Renowned Russian humanitarian and charity activist Elizaveta Glinka, widely known as Dr. Lisa found a place in all our hearts for her humanitarian service in Ukraine and Syria. Her foundation “Fair Help” will now be called “Fair Help by Doctor Lisa” to perpetuate the name of the deceased founder.
Sputnik Arabic spoke to a board member and head of the project for aiding children of Donbass and Syria, Natalia Avilova, about how the organization has been coping with everything since Elizaveta died.
“It has been almost half a year since she passed. Of course, the most difficult time for us and for our patients was the first three months. We, the team of Doctor Lisa, did not just lose a leader, we lost a mentor, a teacher and for many of us a friend. It was a big blow for all of us and for our patients,” Avilova said.
She further said that the patients did not understand how they will be helped after Dr. Lisa’s death, who will help them, whether the fund will be able to carry on with its work without its founder.
However in 2-3 months, the team realized that Elizaveta Glinka had taught them so much over the past years years that they could and will continue her work and make her memory live on.
“In February, we expanded our work by opening a new project. We called it the “Children of Syria” because Elizaveta Petrovna died during her trip to the Syrian Arab Republic, delivering the first humanitarian aid of “Fair Help” to the Tishrin University Hospital,” Avilova told Sputnik Arabic.
She said that they delivered the aid cargo to Syria in February and also decided to launch the project as a permanent one in memory of what Elizaveta Petrovna was doing there.
“She died while helping these children survive so of course it is a great honor for us that we can continue to help those children who suffered so much as a result of the military operations,” Avilova said.
She further said that since the project was launched they have flown to Syria twice, together with their colleagues from the Russian humanitarian mission of Yevgeny Primakov.
“Both trips went to Latakia. We brought in 500 kg of medicines, out of which 20 went to the children-patients at the Tishrin University hospital,” the head said.
Currently, the organization is considering the possibility of bringing in Syrian children in dire need of health care to Russia for treatment.
Some children are suffering from cancer and they need urgent help. However, no firm decision has yet been made.
“On our last trip we also discussed the issue of mine safety. From the experience of working in Donetsk, where we conducted a six-month training program for children, primarily for schoolchildren, about what mines are and how dangerous they can be if approached. Now we are discussing launching a similar mine safety program in Syria in the summer or maybe in September, when the children return to school,” Avilova said.
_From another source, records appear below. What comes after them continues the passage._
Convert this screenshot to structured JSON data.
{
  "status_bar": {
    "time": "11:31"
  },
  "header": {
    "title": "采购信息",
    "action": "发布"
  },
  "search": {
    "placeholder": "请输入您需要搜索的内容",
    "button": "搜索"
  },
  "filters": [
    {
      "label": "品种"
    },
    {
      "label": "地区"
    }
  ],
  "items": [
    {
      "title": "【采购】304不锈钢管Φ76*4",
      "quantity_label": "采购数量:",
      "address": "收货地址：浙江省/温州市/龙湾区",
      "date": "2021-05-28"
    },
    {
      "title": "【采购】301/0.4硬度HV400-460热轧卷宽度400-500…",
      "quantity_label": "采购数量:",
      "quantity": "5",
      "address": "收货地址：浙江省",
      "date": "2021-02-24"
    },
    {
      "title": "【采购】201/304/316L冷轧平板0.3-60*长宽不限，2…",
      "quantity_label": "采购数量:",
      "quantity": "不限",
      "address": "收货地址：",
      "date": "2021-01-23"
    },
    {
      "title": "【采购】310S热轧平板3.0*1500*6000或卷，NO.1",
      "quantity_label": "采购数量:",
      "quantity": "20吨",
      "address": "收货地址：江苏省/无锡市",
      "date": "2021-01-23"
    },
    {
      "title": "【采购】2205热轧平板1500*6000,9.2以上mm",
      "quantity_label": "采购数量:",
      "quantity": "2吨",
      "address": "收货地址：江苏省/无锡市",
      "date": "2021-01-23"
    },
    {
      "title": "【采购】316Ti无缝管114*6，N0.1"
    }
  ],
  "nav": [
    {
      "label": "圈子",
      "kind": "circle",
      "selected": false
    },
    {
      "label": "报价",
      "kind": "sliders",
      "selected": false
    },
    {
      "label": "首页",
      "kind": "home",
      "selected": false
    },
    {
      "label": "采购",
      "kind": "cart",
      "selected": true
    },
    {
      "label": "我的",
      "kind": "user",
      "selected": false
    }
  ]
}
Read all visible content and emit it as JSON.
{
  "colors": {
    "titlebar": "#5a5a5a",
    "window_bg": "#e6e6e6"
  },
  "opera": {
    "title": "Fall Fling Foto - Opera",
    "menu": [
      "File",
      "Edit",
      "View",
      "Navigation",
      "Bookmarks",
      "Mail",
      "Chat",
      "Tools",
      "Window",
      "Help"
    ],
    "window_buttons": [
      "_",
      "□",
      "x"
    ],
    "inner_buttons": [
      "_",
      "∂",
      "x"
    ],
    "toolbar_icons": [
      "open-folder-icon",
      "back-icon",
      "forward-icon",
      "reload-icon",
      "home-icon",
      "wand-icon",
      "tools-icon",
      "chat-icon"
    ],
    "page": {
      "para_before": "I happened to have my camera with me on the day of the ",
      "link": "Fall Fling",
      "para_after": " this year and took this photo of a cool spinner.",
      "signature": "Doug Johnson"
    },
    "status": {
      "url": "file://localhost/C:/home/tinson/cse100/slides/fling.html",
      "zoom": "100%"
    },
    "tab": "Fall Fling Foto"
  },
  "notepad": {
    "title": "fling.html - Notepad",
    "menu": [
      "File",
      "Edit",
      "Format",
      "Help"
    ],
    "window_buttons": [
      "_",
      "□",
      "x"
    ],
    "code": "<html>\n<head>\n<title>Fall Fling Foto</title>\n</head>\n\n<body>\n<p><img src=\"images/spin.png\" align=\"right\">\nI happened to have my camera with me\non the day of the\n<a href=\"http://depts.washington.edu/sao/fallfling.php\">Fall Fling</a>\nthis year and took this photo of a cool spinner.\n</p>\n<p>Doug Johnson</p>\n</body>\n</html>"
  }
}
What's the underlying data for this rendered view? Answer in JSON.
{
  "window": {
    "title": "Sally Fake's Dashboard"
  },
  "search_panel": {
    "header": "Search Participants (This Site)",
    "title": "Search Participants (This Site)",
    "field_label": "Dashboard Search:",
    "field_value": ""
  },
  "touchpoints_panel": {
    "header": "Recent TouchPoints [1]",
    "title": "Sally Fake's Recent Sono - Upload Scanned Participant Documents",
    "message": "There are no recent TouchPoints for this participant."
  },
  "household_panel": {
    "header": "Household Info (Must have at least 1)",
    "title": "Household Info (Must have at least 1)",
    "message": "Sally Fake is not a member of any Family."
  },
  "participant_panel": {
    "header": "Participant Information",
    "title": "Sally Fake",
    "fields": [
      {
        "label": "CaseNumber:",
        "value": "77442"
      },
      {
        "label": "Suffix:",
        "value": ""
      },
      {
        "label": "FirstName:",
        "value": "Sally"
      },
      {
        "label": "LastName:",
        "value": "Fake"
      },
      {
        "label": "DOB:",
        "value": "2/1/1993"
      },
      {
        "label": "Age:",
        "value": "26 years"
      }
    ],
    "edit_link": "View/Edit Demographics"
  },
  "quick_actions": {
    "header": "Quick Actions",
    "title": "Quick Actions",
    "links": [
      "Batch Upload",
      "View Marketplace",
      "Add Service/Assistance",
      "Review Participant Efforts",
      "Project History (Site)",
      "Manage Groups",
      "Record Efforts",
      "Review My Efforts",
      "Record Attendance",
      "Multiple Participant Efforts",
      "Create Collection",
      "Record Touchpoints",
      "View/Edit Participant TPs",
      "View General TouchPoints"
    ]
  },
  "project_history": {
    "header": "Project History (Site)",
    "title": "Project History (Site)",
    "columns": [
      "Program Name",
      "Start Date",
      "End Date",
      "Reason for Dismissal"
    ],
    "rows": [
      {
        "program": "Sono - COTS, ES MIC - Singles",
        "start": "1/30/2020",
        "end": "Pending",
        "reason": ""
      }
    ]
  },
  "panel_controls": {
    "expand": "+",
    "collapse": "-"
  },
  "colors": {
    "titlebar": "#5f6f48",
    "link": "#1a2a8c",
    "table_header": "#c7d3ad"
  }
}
She added that they have the resources and psychologists who are working on developing this program for the children.
“The only thing we want after a dozen of trips to Syria and Ukraine and that’s what Elizaveta Petrovna always spoke about – is peace. When that happens we will once again calmly feed the homeless, give out food sets to the needy and take care of the sick. We want war to end and so that children, the most defenseless people, do not suffer from military operations,” she concluded.
Dr. Elizaveta Glinka, or Dr. Lisa, as she is known in Russia and Ukraine, was a blogger and a charity activist. She first started getting involved with charity in 1999, when she started the first private hospice in Kiev, Ukraine.
Since then, she dedicated herself to treating homeless people and seriously ill patients free of charge. Her “Fair Help” charity foundation provides material support and medical aid to terminally ill cancer patients.
Since the start of military activity in the southeast of Ukraine, however, Dr. Lisa shifted gears, risking her life evacuating sick and wounded children from the war zone.
She died on December 25, 2016 during the crash of Tu-154 Russian defense Ministry aircraft in Sochi, while it was heading to Syria. It was carrying humanitarian cargo, which was mostly full of medical supplies for the hospital Tishrin in Latakia.